Bulgaria’s 2019 local elections: In Plovdiv, waiting for the fat lady
In Bulgaria’s second city Plovdiv, mayoral elections are not a simple matter.
It was so, not for the first time, in 2015 as matters went down to the wire in a second-round contest between GERB’s Ivan Totev and his rival Slavcho Atanassov.
Totev won, relatively narrowly (one cannot say, fairly narrowly, because the Atanassov camp would object to any suggestion of fairness). But this time around, in 2019, Totev is not a candidate. He has stood down, or was stood down, and GERB’s nominee is Zdravko Atanassov.
On election day October 27 2019, Bulgarian media and pundits promised, as voting proceeded, that there would be surprises at the time of the big reveal, the exit polls.
And in Plovdiv, it was so. Everyone had expected that Plovdiv would go to a run-off between Dimitrov and Atanassov. But the exit polls showed that the contest would be between Dimitrov and Dani Kanazireva, candidate for the Union for Plovdiv, already something of a veteran of such mayoral elections in that city. To everyone’s surprise, Atanassov was something of a poor third.
But as the night wore on, as they have something of a habit of doing in mayoral elections in Plovdiv, the November 3 purported Dimitrov-Kanazireva contest was increasingly being called into question.
Dimitrov was not around for the post-election live-television talkfest. Kanazireva was, proclaiming herself the “moral victor” of the elections. The exit polls showed Dimitrov at 33.5 per cent, Kanazireva at 20.8 per cent and Atanassov at 15 per cent.
If those exit polls were correct, given the 13-point difference, Kanazireva’s victory remained one of morality, not mathematics. Atanassov was available to speak to the microphones and cameras, speaking not of concession, but of awaiting more concrete results.
During election day, illegally, some media websites had posted the results of running exit polls, indeed showing Kanazireva in second place. More than one Plovdiv website thundered against the credibility of these claims.

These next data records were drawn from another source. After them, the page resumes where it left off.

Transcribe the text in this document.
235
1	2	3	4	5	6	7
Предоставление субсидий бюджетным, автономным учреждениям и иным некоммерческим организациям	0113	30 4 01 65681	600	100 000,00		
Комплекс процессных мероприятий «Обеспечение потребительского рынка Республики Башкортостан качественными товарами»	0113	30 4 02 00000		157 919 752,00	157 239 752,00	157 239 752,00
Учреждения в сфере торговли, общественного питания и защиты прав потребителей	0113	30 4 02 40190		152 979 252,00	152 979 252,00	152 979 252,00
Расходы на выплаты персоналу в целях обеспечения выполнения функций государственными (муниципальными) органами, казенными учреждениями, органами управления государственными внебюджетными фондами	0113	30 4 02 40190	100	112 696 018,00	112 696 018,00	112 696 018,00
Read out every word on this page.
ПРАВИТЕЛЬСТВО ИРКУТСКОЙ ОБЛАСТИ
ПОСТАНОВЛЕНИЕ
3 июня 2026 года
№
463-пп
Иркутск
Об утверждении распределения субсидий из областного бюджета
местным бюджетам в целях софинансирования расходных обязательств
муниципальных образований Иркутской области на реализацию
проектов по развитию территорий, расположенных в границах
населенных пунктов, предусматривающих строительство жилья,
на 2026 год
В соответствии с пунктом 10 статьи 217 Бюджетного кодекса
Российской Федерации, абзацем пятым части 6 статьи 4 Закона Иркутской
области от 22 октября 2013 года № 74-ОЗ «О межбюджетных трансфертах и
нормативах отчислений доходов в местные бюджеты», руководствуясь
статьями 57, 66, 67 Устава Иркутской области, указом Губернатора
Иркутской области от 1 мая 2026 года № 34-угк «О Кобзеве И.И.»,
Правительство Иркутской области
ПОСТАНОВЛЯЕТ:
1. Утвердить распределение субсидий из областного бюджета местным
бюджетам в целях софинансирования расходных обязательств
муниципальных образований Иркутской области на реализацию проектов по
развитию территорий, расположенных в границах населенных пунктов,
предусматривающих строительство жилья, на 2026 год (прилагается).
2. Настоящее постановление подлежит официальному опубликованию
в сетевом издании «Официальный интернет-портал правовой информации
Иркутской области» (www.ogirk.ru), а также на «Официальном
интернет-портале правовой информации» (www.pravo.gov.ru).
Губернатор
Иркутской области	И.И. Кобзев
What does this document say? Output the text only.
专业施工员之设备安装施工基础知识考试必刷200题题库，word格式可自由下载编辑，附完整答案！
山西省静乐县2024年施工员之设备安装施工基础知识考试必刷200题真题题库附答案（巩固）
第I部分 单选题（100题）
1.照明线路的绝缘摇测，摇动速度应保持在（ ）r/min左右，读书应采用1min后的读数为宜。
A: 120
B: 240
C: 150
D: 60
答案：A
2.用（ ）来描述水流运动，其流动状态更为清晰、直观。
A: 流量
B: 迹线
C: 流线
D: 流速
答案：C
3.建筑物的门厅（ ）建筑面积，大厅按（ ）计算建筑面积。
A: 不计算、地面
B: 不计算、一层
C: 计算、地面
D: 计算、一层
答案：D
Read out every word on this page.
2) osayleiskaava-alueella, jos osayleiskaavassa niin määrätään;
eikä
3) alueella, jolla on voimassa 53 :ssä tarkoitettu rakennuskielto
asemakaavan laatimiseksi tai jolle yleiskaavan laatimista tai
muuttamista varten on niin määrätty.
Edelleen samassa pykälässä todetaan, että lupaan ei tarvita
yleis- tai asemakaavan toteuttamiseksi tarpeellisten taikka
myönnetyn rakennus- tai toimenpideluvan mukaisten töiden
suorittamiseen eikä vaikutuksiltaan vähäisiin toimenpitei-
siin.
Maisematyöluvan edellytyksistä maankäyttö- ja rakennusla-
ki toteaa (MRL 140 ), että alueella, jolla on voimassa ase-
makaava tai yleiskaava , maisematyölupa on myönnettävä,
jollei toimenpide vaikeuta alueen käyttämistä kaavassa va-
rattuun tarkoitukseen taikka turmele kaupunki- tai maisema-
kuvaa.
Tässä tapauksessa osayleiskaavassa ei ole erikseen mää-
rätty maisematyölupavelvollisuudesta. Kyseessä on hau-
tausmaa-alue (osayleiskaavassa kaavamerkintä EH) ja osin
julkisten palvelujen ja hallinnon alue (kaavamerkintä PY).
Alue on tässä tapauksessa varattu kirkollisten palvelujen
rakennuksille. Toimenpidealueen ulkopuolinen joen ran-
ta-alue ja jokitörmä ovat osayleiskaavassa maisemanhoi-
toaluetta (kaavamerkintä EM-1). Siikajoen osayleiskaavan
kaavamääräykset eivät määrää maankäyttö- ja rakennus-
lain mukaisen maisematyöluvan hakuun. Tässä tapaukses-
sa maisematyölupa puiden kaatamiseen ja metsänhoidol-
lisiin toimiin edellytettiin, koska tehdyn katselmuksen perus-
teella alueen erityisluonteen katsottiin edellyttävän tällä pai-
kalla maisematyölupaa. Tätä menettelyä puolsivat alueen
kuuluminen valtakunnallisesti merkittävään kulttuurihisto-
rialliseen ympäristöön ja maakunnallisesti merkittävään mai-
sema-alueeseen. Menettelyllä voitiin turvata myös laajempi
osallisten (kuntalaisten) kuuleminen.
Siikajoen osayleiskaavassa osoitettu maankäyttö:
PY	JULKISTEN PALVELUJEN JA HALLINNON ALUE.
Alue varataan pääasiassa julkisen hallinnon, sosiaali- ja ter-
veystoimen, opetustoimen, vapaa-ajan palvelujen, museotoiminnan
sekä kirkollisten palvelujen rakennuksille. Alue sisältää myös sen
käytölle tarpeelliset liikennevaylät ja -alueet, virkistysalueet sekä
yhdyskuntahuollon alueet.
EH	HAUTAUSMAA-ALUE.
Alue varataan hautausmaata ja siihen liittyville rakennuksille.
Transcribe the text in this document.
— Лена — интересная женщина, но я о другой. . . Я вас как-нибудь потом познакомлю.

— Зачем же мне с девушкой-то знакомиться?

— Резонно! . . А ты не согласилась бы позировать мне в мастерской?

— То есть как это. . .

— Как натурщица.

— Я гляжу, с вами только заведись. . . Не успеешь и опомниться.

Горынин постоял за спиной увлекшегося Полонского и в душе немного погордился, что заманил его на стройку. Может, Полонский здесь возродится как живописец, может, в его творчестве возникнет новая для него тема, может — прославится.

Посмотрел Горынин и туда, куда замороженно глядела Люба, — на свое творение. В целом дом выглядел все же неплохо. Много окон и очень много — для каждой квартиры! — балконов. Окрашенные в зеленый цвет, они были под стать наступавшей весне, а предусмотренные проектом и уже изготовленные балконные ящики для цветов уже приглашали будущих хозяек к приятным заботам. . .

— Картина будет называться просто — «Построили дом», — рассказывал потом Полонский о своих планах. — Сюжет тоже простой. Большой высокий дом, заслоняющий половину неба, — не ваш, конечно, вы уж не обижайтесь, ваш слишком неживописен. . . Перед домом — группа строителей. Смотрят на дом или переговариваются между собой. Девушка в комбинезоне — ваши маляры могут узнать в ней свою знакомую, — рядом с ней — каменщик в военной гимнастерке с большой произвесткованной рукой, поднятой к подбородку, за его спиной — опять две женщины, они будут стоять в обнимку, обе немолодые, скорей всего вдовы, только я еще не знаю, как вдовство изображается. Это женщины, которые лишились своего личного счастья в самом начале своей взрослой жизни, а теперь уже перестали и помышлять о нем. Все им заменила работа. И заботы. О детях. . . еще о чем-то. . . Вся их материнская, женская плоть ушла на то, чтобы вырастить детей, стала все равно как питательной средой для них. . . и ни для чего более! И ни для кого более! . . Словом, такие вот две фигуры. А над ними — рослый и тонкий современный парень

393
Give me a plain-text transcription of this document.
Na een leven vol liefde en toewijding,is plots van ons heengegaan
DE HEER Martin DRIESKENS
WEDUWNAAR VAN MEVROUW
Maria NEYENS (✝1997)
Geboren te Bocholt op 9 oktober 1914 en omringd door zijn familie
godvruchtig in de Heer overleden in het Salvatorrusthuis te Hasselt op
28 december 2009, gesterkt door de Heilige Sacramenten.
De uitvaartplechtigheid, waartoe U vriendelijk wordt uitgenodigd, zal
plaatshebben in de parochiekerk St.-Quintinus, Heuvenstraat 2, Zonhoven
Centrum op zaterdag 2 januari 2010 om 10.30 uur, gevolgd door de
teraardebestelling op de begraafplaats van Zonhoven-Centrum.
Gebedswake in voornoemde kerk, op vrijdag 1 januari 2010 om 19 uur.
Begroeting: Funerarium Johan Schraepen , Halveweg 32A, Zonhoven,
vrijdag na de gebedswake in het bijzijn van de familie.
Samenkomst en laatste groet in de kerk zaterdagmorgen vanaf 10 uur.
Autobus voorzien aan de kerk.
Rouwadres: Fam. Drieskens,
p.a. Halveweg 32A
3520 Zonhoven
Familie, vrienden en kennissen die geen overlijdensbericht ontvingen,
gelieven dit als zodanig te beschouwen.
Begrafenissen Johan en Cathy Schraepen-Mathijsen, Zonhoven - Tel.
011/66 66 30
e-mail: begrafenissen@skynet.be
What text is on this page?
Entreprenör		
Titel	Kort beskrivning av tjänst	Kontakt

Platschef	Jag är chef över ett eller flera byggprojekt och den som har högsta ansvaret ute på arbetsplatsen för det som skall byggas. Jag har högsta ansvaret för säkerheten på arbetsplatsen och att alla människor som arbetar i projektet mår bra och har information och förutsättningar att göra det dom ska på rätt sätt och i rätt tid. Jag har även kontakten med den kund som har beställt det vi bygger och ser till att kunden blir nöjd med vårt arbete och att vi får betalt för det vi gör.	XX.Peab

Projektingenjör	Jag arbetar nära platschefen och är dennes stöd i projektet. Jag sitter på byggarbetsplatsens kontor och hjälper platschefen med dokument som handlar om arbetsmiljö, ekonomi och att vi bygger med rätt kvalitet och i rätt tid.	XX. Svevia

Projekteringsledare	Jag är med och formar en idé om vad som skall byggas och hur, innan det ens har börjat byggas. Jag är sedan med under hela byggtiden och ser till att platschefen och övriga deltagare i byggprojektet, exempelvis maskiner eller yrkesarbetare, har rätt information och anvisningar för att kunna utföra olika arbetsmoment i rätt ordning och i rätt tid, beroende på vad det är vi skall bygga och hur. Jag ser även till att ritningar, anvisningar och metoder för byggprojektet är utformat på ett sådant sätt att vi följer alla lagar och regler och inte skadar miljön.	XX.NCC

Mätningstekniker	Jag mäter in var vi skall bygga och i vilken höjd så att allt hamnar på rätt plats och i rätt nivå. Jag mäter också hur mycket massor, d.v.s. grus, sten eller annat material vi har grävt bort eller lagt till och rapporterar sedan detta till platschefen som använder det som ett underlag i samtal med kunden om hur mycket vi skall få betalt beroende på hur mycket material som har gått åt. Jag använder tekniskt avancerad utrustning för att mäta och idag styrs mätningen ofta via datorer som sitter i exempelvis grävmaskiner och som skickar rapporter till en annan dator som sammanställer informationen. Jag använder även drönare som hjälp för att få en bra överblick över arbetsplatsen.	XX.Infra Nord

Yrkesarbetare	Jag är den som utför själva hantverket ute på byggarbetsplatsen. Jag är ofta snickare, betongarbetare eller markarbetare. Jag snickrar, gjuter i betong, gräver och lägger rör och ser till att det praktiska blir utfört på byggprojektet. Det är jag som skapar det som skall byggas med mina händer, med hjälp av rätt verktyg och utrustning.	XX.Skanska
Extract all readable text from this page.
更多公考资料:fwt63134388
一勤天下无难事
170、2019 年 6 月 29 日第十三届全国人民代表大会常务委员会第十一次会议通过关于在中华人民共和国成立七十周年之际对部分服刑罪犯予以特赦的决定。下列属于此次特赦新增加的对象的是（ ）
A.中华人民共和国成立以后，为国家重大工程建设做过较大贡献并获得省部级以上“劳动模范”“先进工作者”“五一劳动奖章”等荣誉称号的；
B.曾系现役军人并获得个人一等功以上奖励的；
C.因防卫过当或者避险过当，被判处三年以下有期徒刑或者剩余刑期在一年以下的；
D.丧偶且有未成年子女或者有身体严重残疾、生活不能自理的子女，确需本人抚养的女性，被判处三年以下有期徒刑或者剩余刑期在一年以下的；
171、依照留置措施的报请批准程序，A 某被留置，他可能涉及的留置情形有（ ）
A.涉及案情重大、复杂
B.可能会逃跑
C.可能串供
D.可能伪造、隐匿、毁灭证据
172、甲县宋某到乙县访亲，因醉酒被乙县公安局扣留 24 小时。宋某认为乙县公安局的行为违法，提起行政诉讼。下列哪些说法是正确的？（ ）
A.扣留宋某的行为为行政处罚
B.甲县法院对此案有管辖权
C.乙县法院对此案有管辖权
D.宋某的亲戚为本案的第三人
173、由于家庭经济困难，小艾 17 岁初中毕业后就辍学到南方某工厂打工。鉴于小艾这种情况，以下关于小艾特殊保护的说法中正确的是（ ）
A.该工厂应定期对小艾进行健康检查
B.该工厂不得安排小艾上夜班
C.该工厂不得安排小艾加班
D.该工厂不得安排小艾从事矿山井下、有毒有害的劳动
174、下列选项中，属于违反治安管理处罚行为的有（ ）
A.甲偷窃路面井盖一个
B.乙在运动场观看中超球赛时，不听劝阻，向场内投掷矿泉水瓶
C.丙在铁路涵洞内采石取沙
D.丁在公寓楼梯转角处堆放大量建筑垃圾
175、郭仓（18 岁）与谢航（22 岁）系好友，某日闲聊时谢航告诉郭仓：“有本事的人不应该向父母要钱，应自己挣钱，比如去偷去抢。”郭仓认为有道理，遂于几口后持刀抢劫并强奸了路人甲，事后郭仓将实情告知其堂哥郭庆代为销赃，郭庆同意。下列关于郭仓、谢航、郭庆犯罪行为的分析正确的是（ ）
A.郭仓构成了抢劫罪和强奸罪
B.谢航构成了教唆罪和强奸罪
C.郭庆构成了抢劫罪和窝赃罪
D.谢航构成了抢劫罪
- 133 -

After voting ended, one of these sites, Plovdiv24, said that it had in its possession the results of 20 voting sections in the city, and it did not believe for a second that Kanazireva had run second.
“Based on these results, there is no ‘surprise’ in the Plovdiv elections. The victory is Zdravko Dimitrov’s, and at the second round, Slavcho Atanasov will face him,” it insisted.
The news website alleged, as it had earlier in the day, that the exit poll showing Kanazireva in the second place was a “ridiculous manipulation”.
As midnight approached, it became clear that Zdravko Dimitrov was not prepared to say a thing, pending firmer results and the message from the party nominating him.
Little was clear, apart from the unseasonably warmish night, at least for October, in Plovdiv. One of the few was that Plovdiv would go to a second round. Another was, as usual, it would be a long, contested night. Further, going by the weather forecasts, those waiting in results would have to dress warmer on November 3 than on October 27. And finally, with a week to go, while a second round was a certainty, it was by no means certain between whom it would be contested.
Plovdiv, charming by nature and a trifle eccentric when it comes to local politics, never disappoints.